Paper URL: https://arxiv.org/pdf/2501.09446
Code URL: https://doublevisualdefense.github.io/
TL;DR
This paper aims to enhance the robustness of vision-language models against adversarial visual perturbations. It proposes Double Visual Defense, a large-scale adversarial vision-language pre-training method. This method contains two stages: Adversarial Contrastive Pre-Training and Adversarial Visual Instruction-Tuning. In experiments, it showcases robustness improvement, stronger zero-shot recognition capability, fewer hallucinations and superior reasoning performance.
Intro
Traditional adversarial robustness methods focus more on post-hoc fine-tuning.
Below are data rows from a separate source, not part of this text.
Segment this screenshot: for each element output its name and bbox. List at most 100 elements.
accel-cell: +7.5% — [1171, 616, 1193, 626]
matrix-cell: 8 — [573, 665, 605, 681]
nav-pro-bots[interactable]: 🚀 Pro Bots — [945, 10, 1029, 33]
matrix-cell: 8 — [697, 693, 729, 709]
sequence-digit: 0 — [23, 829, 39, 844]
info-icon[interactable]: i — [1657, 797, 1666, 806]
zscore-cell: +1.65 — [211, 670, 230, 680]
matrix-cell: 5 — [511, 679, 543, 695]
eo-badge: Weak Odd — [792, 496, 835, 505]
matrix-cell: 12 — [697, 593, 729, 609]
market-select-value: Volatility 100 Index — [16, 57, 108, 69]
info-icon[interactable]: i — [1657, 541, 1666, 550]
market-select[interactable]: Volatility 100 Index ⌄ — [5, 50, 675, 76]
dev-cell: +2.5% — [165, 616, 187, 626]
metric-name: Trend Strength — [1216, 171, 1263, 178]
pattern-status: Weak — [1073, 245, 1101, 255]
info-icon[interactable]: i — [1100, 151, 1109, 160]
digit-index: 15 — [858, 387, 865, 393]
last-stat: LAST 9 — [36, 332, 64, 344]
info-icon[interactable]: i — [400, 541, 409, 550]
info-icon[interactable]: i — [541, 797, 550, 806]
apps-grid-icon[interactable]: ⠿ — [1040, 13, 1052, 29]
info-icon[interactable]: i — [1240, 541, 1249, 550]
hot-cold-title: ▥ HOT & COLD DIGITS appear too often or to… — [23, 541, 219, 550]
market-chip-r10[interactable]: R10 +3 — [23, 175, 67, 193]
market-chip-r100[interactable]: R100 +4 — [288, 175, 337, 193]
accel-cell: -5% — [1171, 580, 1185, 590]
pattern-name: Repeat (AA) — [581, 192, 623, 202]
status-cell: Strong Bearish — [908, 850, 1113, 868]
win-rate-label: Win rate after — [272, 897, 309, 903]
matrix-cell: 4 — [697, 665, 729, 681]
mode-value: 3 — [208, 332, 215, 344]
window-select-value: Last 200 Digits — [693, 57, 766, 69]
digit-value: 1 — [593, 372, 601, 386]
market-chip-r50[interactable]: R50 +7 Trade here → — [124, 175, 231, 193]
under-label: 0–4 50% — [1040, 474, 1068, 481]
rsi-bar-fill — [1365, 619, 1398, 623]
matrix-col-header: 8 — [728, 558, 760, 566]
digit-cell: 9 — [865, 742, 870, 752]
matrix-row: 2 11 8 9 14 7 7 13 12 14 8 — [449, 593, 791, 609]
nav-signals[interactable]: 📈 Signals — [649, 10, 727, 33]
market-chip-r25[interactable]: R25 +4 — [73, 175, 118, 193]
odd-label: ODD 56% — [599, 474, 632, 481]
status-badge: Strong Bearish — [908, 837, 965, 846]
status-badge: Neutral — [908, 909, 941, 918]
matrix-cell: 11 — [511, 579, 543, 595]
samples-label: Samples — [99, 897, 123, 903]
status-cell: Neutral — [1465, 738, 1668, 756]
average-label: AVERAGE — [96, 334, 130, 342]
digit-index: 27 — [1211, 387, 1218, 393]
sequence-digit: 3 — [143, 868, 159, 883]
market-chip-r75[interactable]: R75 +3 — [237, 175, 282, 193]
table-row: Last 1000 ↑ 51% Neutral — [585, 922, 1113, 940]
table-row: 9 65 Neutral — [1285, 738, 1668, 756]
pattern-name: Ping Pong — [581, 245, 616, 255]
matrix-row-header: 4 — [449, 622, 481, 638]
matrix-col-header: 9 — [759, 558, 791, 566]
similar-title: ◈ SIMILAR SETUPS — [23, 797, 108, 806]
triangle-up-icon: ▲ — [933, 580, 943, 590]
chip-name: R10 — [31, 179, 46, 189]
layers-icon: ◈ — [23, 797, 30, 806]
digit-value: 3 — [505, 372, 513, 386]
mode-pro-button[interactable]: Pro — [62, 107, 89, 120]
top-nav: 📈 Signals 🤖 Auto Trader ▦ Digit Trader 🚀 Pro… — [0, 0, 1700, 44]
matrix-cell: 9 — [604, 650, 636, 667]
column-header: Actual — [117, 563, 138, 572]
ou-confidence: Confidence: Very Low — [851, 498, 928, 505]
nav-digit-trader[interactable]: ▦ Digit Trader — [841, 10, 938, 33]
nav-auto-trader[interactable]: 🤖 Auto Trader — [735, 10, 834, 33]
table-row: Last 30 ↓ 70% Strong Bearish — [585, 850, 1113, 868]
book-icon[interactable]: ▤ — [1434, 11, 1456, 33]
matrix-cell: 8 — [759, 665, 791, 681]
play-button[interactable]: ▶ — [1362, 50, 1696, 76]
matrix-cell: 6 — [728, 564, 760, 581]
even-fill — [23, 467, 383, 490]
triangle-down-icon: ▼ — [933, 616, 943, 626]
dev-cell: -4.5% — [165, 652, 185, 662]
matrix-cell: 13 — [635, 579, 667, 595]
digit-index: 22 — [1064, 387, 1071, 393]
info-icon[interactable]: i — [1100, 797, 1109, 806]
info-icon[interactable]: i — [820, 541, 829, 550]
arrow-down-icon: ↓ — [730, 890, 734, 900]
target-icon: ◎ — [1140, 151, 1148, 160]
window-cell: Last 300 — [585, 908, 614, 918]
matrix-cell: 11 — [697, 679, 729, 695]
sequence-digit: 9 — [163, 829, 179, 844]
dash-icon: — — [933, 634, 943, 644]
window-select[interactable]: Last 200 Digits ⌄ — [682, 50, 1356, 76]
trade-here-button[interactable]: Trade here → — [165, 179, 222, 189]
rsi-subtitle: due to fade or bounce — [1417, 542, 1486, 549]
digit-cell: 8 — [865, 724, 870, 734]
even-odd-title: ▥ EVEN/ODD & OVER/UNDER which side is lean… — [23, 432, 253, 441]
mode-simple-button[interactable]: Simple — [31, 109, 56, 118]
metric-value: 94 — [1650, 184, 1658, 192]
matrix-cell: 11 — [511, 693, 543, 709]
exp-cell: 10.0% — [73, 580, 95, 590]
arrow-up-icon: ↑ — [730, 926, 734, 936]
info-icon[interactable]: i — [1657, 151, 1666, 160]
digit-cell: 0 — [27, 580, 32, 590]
Double Visual Defense, in contrast, propose to both CLIP pre-training and visual instruction tuning.
Method
Adversarial Contrastive Pre-Training
∆CLIP is trained to predict the right image-text pairings given adversarial images that are optimized to fool the model into predicting incorrect image-text pairings.
Adversarial Visual Instruction-Tuning
Q&A
- Is adversarial robustness the same thing as domain robust? I’ve done research on test-time prompt tuning to enhance zero-shot and cross-domain generalization of vision-language models. Are they the same? If not, what‘s the difference between cross-domain, out-of-distribution and adversarial robustness?